作・絵 シェル・シルヴァスタイン出版社 篠崎書林
  「むかし りんごのきがあって・・・かわいい ちびっこと なかよし。 まいにち ちびっこは やってきて きのはを あつめ かんむり こしらえて もりの おおさまきどり。・・」
 ちびっこは幹に登ったり、枝にぶらさがり、りんごを食べたりと木のことが大好き。だから木もとてもうれしかった。
 やがて子供は成長し、少女に恋をしたりしながら、しだいに木のことを忘れてしまう。
 久しぶりに訪ねてきた少年が、おこづかいをねだると、木はりんごの実を町でお金にするように勧めた。青年になって家が欲しいと言うと、枝をすべて与え家を建てさせた。そして大人になって船に乗って遠くへ行きたいと望むと、木は自分の幹を切らせて船を造らせたのだった。木は切り株だけになってしまった。「きは それで うれしかった・・・だけど それは ほんとかな。」

 シェル・シルヴァスタインの絵本 『おおきな木』 (原題 THE GIVING TREE 『与える木』)は、読み終えた後に深い印象を残す。りんごの実をかみ砕いて食べたつもりが、おなかの中でりんごの実がそのまま存在しているような、そんな気分だ。

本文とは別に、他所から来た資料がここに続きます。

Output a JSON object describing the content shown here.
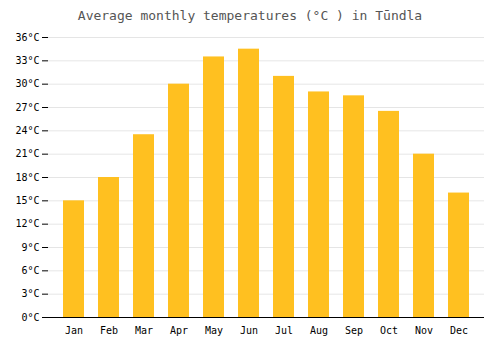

 母親が子供に無垢(むく)の愛を与え続ける物語のようでもあるし、自然環境を傷め続ける人間のエゴを描いているようにも思える。
 長い年月がたって、老人となった男が木のもとに帰ってくる最後のシーンは、シルヴァスタインの絵の魅力があふれている。これ以上哀しく、また美しい物語はないのではないだろうか。
 10月16日、日邑ともゑさんの朗読とポルトガルギターデュオ “マリオネット”の演奏によって、神山森林公園の野外ステージでこの 『おおきな木』 が上演される。オリジナル曲を現在作曲中で、今回が初演である。
 前日の15日には、建築家の安藤忠雄氏の講演もある。紅葉の始まりかけた神山森林公園で開かれる「四国の森づくりシンポジウム」に、今年の秋をみつけに来られませんか。